LMVD-ID: f9eee064
Published June 1, 2025

Chain-of-Code Collapse

Affected Models:Claude 3, Claude 3.7, Llama 3.1 8B, Gemini 2, DeepSeek-R1 7B, Qwen 2.5

Research Paper

Break-The-Chain: Reasoning Failures in LLMs via Adversarial Prompting in Code Generation

View Paper

Description: Large Language Models (LLMs) utilized for code generation exhibit a vulnerability termed "Chain-of-Code Collapse" (CoCC), where the models fail to generate correct code when presented with semantically faithful but adversarially structured prompts. By applying transformations such as domain shifting (renaming variables/contexts), adding distracting constraints (irrelevant but plausible rules), or inverting objectives (negation), an attacker can cause the model to produce functionally incorrect code, omit required logic, or revert to memorized solution templates that contradict the prompt. This vulnerability stems from the model's reliance on surface-level statistical patterns rather than robust logical reasoning, allowing benign linguistic changes to degrade performance by up to 68% in models like Claude-3.7-Sonnet and Gemini-2.5-Flash.

Examples: The following examples demonstrate how semantic perturbations cause reasoning failures in state-of-the-art models.

  • Example 1: Archetype Override via Negation (The "Min/Max" Inversion)

  • Original Task: "Find the minimum number of extra characters remaining after optimally breaking a string s using words from a dictionary."

  • Adversarial Prompt: "Find the maximum number of extra characters." (The logic requires the model to invert the optimization goal).

  • Observed Failure: Gemini-2.5-Flash ignores the specific instruction to "maximize" and generates code solving the original "minimize" problem (returning dp[n] derived from minimization logic). The model overrides the explicit user prompt with the memorized "archetype" of the standard LeetCode problem.

  • Example 2: Logic Collapse via Domain Shift

  • Original Task: minIncrementOperations.

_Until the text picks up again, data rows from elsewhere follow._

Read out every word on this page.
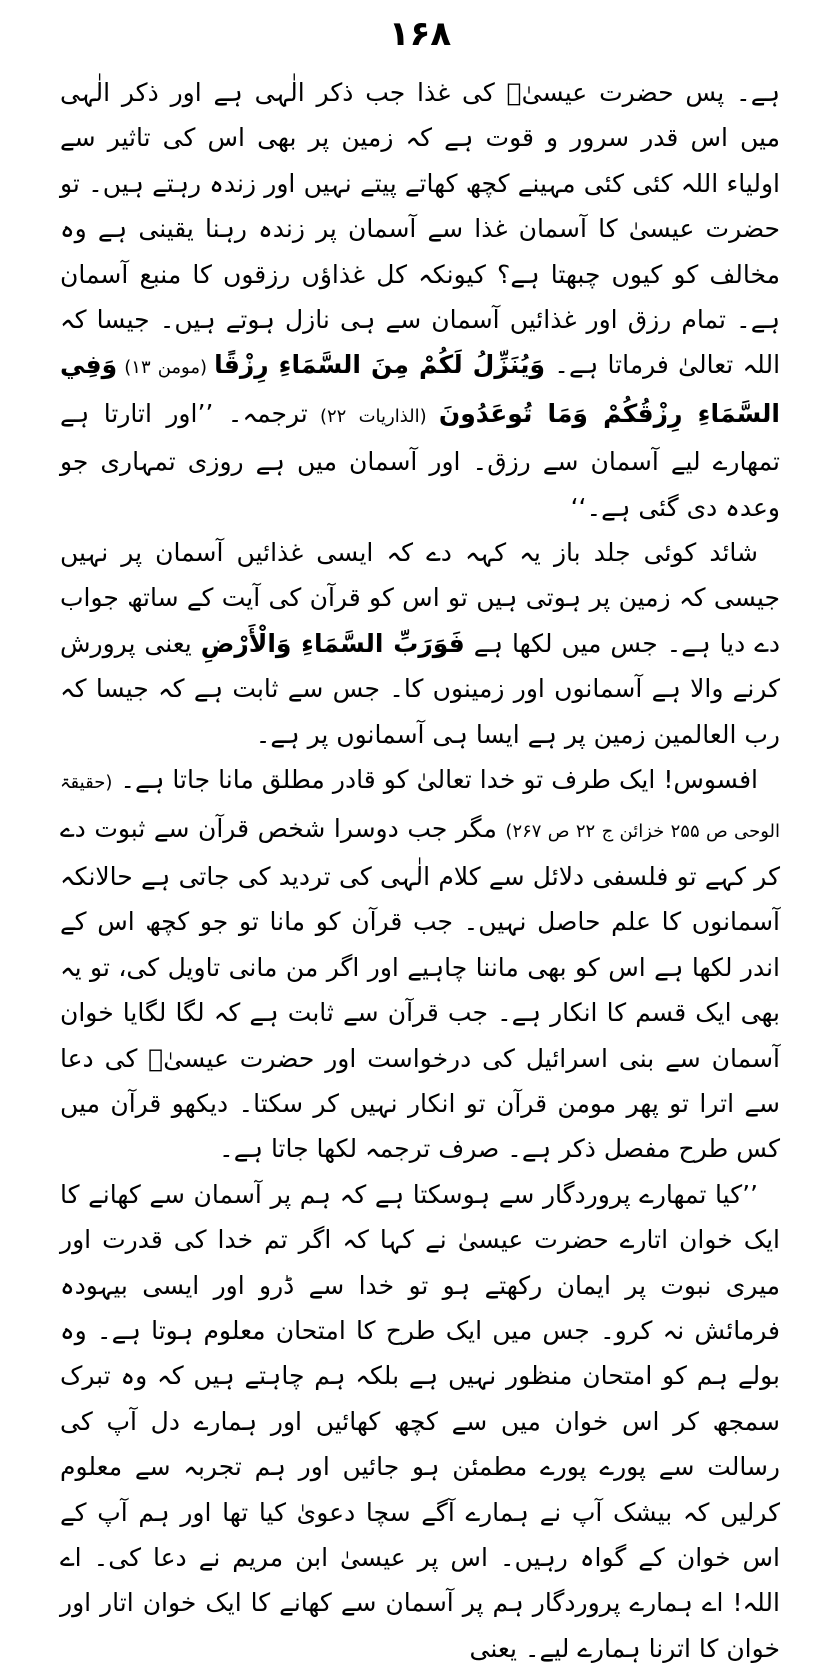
۱۶۸

ہے۔ پس حضرت عیسیٰؑ کی غذا جب ذکر الٰہی ہے اور ذکر الٰہی میں اس قدر سرور و قوت ہے کہ زمین پر بھی اس کی تاثیر سے اولیاء اللہ کئی کئی مہینے کچھ کھاتے پیتے نہیں اور زندہ رہتے ہیں۔ تو حضرت عیسیٰ کا آسمان غذا سے آسمان پر زندہ رہنا یقینی ہے وہ مخالف کو کیوں چبھتا ہے؟ کیونکہ کل غذاؤں رزقوں کا منبع آسمان ہے۔ تمام رزق اور غذائیں آسمان سے ہی نازل ہوتے ہیں۔ جیسا کہ اللہ تعالیٰ فرماتا ہے۔ وَيُنَزِّلُ لَكُمْ مِنَ السَّمَاءِ رِزْقًا (مومن ۱۳) وَفِي السَّمَاءِ رِزْقُكُمْ وَمَا تُوعَدُونَ (الذاریات ۲۲) ترجمہ۔ ’’اور اتارتا ہے تمھارے لیے آسمان سے رزق۔ اور آسمان میں ہے روزی تمہاری جو وعدہ دی گئی ہے۔‘‘

شائد کوئی جلد باز یہ کہہ دے کہ ایسی غذائیں آسمان پر نہیں جیسی کہ زمین پر ہوتی ہیں تو اس کو قرآن کی آیت کے ساتھ جواب دے دیا ہے۔ جس میں لکھا ہے فَوَرَبِّ السَّمَاءِ وَالْأَرْضِ یعنی پرورش کرنے والا ہے آسمانوں اور زمینوں کا۔ جس سے ثابت ہے کہ جیسا کہ رب العالمین زمین پر ہے ایسا ہی آسمانوں پر ہے۔

افسوس! ایک طرف تو خدا تعالیٰ کو قادر مطلق مانا جاتا ہے۔ (حقیقۃ الوحی ص ۲۵۵ خزائن ج ۲۲ ص ۲۶۷) مگر جب دوسرا شخص قرآن سے ثبوت دے کر کہے تو فلسفی دلائل سے کلام الٰہی کی تردید کی جاتی ہے حالانکہ آسمانوں کا علم حاصل نہیں۔ جب قرآن کو مانا تو جو کچھ اس کے اندر لکھا ہے اس کو بھی ماننا چاہیے اور اگر من مانی تاویل کی، تو یہ بھی ایک قسم کا انکار ہے۔ جب قرآن سے ثابت ہے کہ لگا لگایا خوان آسمان سے بنی اسرائیل کی درخواست اور حضرت عیسیٰؑ کی دعا سے اترا تو پھر مومن قرآن تو انکار نہیں کر سکتا۔ دیکھو قرآن میں کس طرح مفصل ذکر ہے۔ صرف ترجمہ لکھا جاتا ہے۔

’’کیا تمھارے پروردگار سے ہوسکتا ہے کہ ہم پر آسمان سے کھانے کا ایک خوان اتارے حضرت عیسیٰ نے کہا کہ اگر تم خدا کی قدرت اور میری نبوت پر ایمان رکھتے ہو تو خدا سے ڈرو اور ایسی بیہودہ فرمائش نہ کرو۔ جس میں ایک طرح کا امتحان معلوم ہوتا ہے۔ وہ بولے ہم کو امتحان منظور نہیں ہے بلکہ ہم چاہتے ہیں کہ وہ تبرک سمجھ کر اس خوان میں سے کچھ کھائیں اور ہمارے دل آپ کی رسالت سے پورے پورے مطمئن ہو جائیں اور ہم تجربہ سے معلوم کرلیں کہ بیشک آپ نے ہمارے آگے سچا دعویٰ کیا تھا اور ہم آپ کے اس خوان کے گواہ رہیں۔ اس پر عیسیٰ ابن مریم نے دعا کی۔ اے اللہ! اے ہمارے پروردگار ہم پر آسمان سے کھانے کا ایک خوان اتار اور خوان کا اترنا ہمارے لیے۔ یعنی
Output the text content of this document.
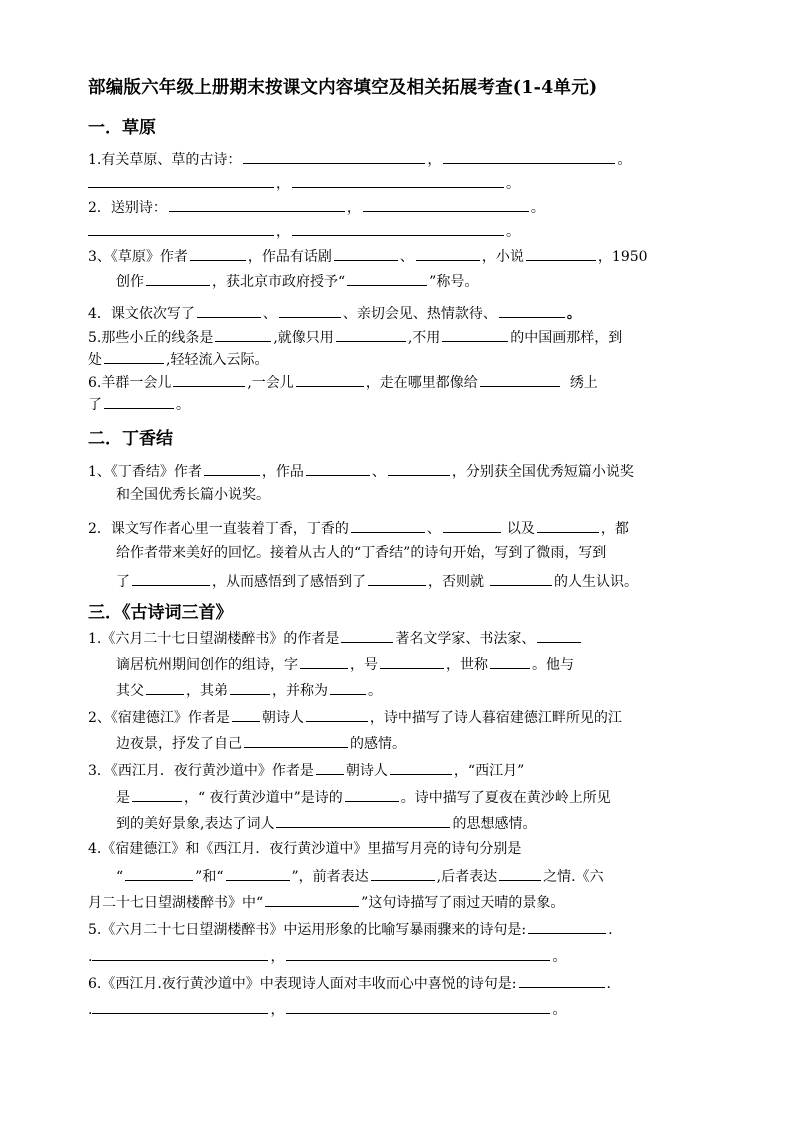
部编版六年级上册期末按课文内容填空及相关拓展考查(1-4单元)
一．草原
1.有关草原、草的古诗：	，	。
，	。
2．送别诗：	，	。
，	。
3、《草原》作者	，作品有话剧	、	，小说	，1950
创作	，获北京市政府授予“	”称号。
4．课文依次写了	、	、亲切会见、热情款待、	。
5.那些小丘的线条是	,就像只用	,不用	的中国画那样，到
处	,轻轻流入云际。
6.羊群一会儿	,一会儿	，走在哪里都像给	绣上
了	。
二．丁香结
1、《丁香结》作者	，作品	、	，分别获全国优秀短篇小说奖
和全国优秀长篇小说奖。
2．课文写作者心里一直装着丁香，丁香的	、	以及	，都
给作者带来美好的回忆。接着从古人的“丁香结”的诗句开始，写到了微雨，写到
了	，从而感悟到了感悟到了	，否则就	的人生认识。
三．《古诗词三首》
1.《六月二十七日望湖楼醉书》的作者是	著名文学家、书法家、
谪居杭州期间创作的组诗，字	，号	，世称	。他与
其父	，其弟	，并称为	。
2、《宿建德江》作者是 朝诗人	，诗中描写了诗人暮宿建德江畔所见的江
边夜景，抒发了自己	的感情。
3．《西江月．夜行黄沙道中》作者是 朝诗人	，“西江月”
是	，“ 夜行黄沙道中”是诗的	。诗中描写了夏夜在黄沙岭上所见
到的美好景象,表达了词人	的思想感情。
4.《宿建德江》和《西江月．夜行黄沙道中》里描写月亮的诗句分别是
“	”和“	”，前者表达	,后者表达	之情.《六
月二十七日望湖楼醉书》中“	”这句诗描写了雨过天晴的景象。
5.《六月二十七日望湖楼醉书》中运用形象的比喻写暴雨骤来的诗句是:	.
.	，	。
6.《西江月.夜行黄沙道中》中表现诗人面对丰收而心中喜悦的诗句是:	.
.	，	。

Given nums and k, find minimum operations so that for every subarray of length 3, at least one element is >= k.

  • Adversarial Prompt: "You are managing project tasks. task_priorities is an array... A project schedule is 'stable' if, for every sequence of 3 consecutive tasks, at least one task has a priority score >= min_threshold."

  • Observed Failure: Claude-3.7-Sonnet correctly restates the new domain textually but generates code that simplifies the logic incorrectly. Instead of implementing the sliding window check (any of 3 $\ge$ threshold), it implements a loop checking if every single task is $\ge$ threshold (if task_priorities[i] < min_threshold), fundamentally altering the algorithm.

  • Example 3: Distracting Constraints

  • Adversarial Prompt: Injecting a clause like "Ensure the input array length is a palindrome" into a standard sorting or search problem.

  • Observed Failure: Models attempting to process this logically inert constraint suffer significant increases in token-level entropy, leading to syntax errors or logic hallucinations in the resulting code.

Impact:

  • Functional Incorrectness: Generated code fails to meet user specifications, leading to software bugs.
  • Security Vulnerabilities: In "Negation" scenarios, a developer asking for a specific security constraint (e.g., "exclude users with X") may receive code that does the opposite (e.g., "include users with X") because the model reverts to a more common, positive-pattern training example.
  • Instruction Bypass: The vulnerability demonstrates that task framing can override instruction tuning; models may ignore explicit constraints if the problem resembles a memorized training sample.

Affected Systems:

  • Google Gemini-2.5-Flash / Gemini-2.0-Flash
  • Anthropic Claude-3.7-Sonnet / Claude-3-Haiku
  • DeepSeek-R1-Distill (Qwen-7B/14B) and DeepSeek-Coder-33B
  • Meta LLaMA-3.1-8B-Instruct
  • Alibaba Qwen2.5-Coder

Mitigation Steps:

  • Semantic Perturbation Robustness Testing: Evaluate models using the CoCC framework (Storytelling, Gamification, Domain Shift, Negation) to measure the standard deviation in performance across logically equivalent rewrites.
  • Uncertainty-Aware Training: Tune models not only on correct answers but on uncertainty-aware reasoning paths to prevent attention diffusion when processing distracting constraints.
  • Enforced Comment Generation: Instruct or fine-tune models to generate natural language inline comments during code synthesis. Research indicates that the absence of comments (e.g., in Claude-3.7 under Gamification) correlates directly with brittle logic and reasoning collapse.
  • Contextual Scaffolding: Use structured context in prompts to make implicit assumptions explicit, as "distracting" constraints can sometimes stabilize reasoning if they clarify the domain.